В этот момент зазвонил телефон. Враз пропало ощущение удушения. Прежняя Наталья растерянно стояла перед Марком и смотрела на окровавленные пальцы широко раскрытыми глазами, ничего не понимая. Призрачные фигуры и псы пропали. Тишина висевшая над кладбищем наполнилась звуками. Грохотом и скрежетом. Телефон настойчиво звонил, и Марк с трудом дрожащими пальцами нажал на кнопку ответа…

Событие двадцать девятое

За рассказом ночь пролетела быстро.

Спустилась мгла. Через мгновение сменилась серым предутренним вязким сумраком. Лёгкие завитые облачка, трогательно похожие на пёрышки или паруса заволокли небо.

Послышались знакомые и неузнаваемые, такие близкие и не всегда понятные невнятные шорохи приближающегося рассвета. Неровный колеблющийся свет от темнеющего тонкой фиолетово-сиреневой полоской горизонта блеснул и пропал. Всколыхнулась от едва заметного ароматного бриза сонная листва старого абрикоса. Встряхнулись цветы на клумбе, сбросив с распускающихся лепестков ночную дрёму. Мельчайший бисер росы прозрачными капельками украсил траву.

Заметно посвежело. Катерина и Мария кутались в пледы. Виктор с Максимом ещё держались, скрывая зевоту и не ёжась. Геннадий накинул на плечи старую зимнюю куртку. Уютно умостившись головой на плече жены Дуси дремал, посвистывая тихонько носом её муж Киви, прозванный так из-за неистовой любви к заморскому фрукту.
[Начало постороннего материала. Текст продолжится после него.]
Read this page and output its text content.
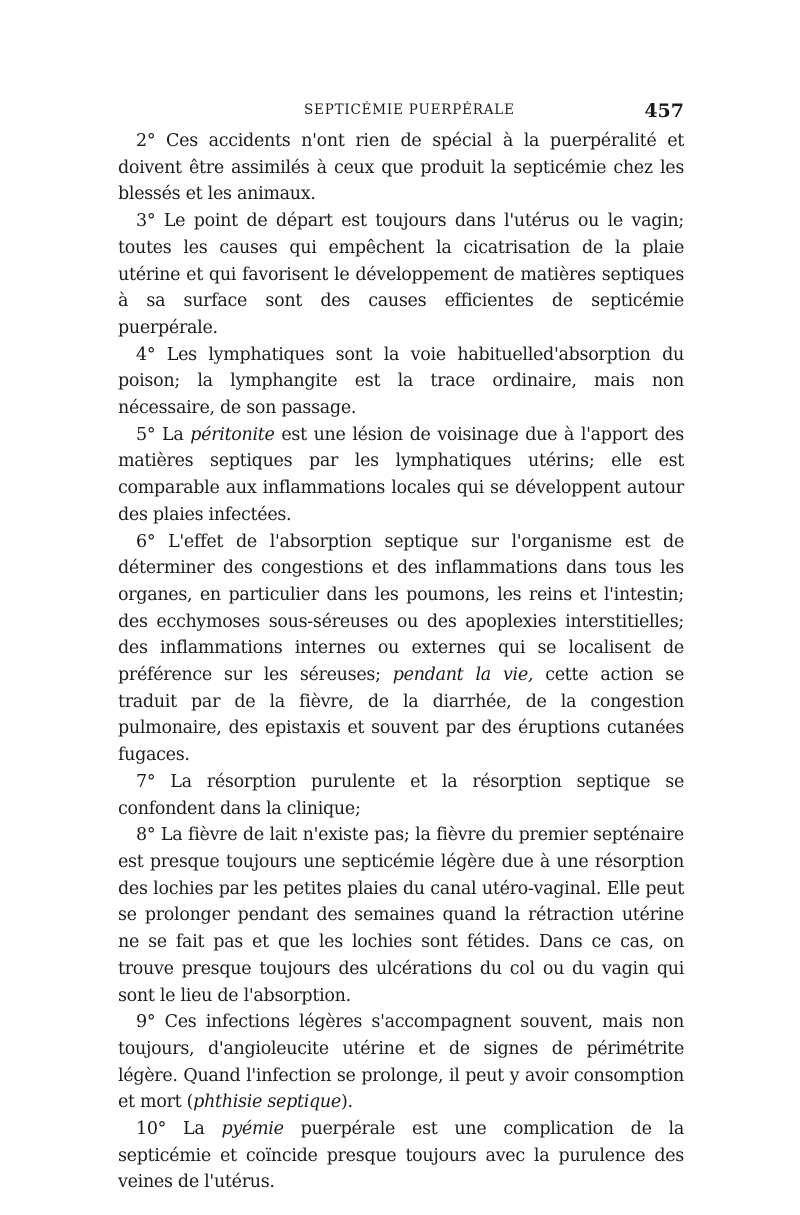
SEPTICÉMIE PUERPÉRALE	457

2° Ces accidents n'ont rien de spécial à la puerpéralité et doivent être assimilés à ceux que produit la septicémie chez les blessés et les animaux.

3° Le point de départ est toujours dans l'utérus ou le vagin; toutes les causes qui empêchent la cicatrisation de la plaie utérine et qui favorisent le développement de matières septiques à sa surface sont des causes efficientes de septicémie puerpérale.

4° Les lymphatiques sont la voie habituelled'absorption du poison; la lymphangite est la trace ordinaire, mais non nécessaire, de son passage.

5° La péritonite est une lésion de voisinage due à l'apport des matières septiques par les lymphatiques utérins; elle est comparable aux inflammations locales qui se développent autour des plaies infectées.

6° L'effet de l'absorption septique sur l'organisme est de déterminer des congestions et des inflammations dans tous les organes, en particulier dans les poumons, les reins et l'intestin; des ecchymoses sous-séreuses ou des apoplexies interstitielles; des inflammations internes ou externes qui se localisent de préférence sur les séreuses; pendant la vie, cette action se traduit par de la fièvre, de la diarrhée, de la congestion pulmonaire, des epistaxis et souvent par des éruptions cutanées fugaces.

7° La résorption purulente et la résorption septique se confondent dans la clinique;

8° La fièvre de lait n'existe pas; la fièvre du premier septénaire est presque toujours une septicémie légère due à une résorption des lochies par les petites plaies du canal utéro-vaginal. Elle peut se prolonger pendant des semaines quand la rétraction utérine ne se fait pas et que les lochies sont fétides. Dans ce cas, on trouve presque toujours des ulcérations du col ou du vagin qui sont le lieu de l'absorption.

9° Ces infections légères s'accompagnent souvent, mais non toujours, d'angioleucite utérine et de signes de périmétrite légère. Quand l'infection se prolonge, il peut y avoir consomption et mort (phthisie septique).

10° La pyémie puerpérale est une complication de la septicémie et coïncide presque toujours avec la purulence des veines de l'utérus.
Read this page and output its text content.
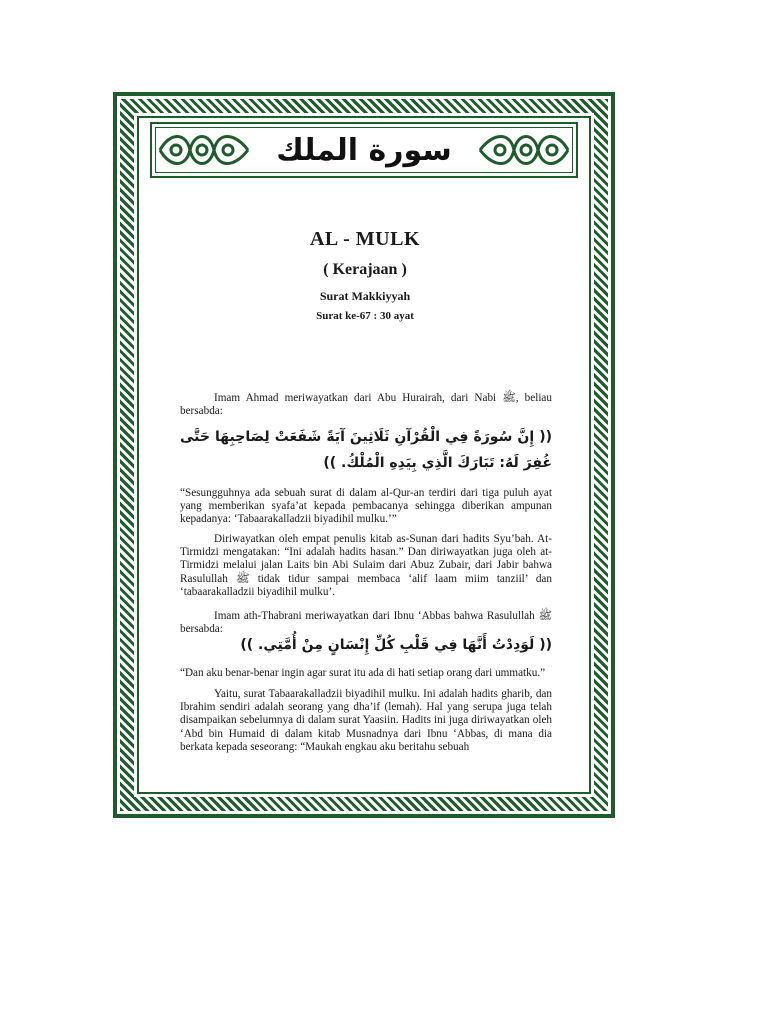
سورة الملك
AL - MULK
( Kerajaan )
Surat Makkiyyah
Surat ke-67 : 30 ayat

Imam Ahmad meriwayatkan dari Abu Hurairah, dari Nabi ﷺ, beliau bersabda:

(( إِنَّ سُورَةً فِي الْقُرْآنِ ثَلَاثِينَ آيَةً شَفَعَتْ لِصَاحِبِهَا حَتَّى غُفِرَ لَهُ: تَبَارَكَ الَّذِي بِيَدِهِ الْمُلْكُ. ))

“Sesungguhnya ada sebuah surat di dalam al-Qur-an terdiri dari tiga puluh ayat yang memberikan syafa’at kepada pembacanya sehingga diberikan ampunan kepadanya: ‘Tabaarakalladzii biyadihil mulku.’”

Diriwayatkan oleh empat penulis kitab as-Sunan dari hadits Syu’bah. At-Tirmidzi mengatakan: “Ini adalah hadits hasan.” Dan diriwayatkan juga oleh at-Tirmidzi melalui jalan Laits bin Abi Sulaim dari Abuz Zubair, dari Jabir bahwa Rasulullah ﷺ tidak tidur sampai membaca ‘alif laam miim tanziil’ dan ‘tabaarakalladzii biyadihil mulku’.

Imam ath-Thabrani meriwayatkan dari Ibnu ‘Abbas bahwa Rasulullah ﷺ bersabda:

(( لَوَدِدْتُ أَنَّهَا فِي قَلْبِ كُلِّ إِنْسَانٍ مِنْ أُمَّتِي. ))

“Dan aku benar-benar ingin agar surat itu ada di hati setiap orang dari ummatku.”

Yaitu, surat Tabaarakalladzii biyadihil mulku. Ini adalah hadits gharib, dan Ibrahim sendiri adalah seorang yang dha’if (lemah). Hal yang serupa juga telah disampaikan sebelumnya di dalam surat Yaasiin. Hadits ini juga diriwayatkan oleh ‘Abd bin Humaid di dalam kitab Musnadnya dari Ibnu ‘Abbas, di mana dia berkata kepada seseorang: “Maukah engkau aku beritahu sebuah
Я замолчал. Непривыкший к долгим монологам, чувствовал усталость. Решив взбодрить слушателей, предложить выпить горячего чаю. Предложение восприняли положительно, и Катерина пошла на кухню ставить на плиту чайник. Спустя время она вынесла каждому большую кружку с ароматным горячим напитком, и все дружно сделали по глотку чаю.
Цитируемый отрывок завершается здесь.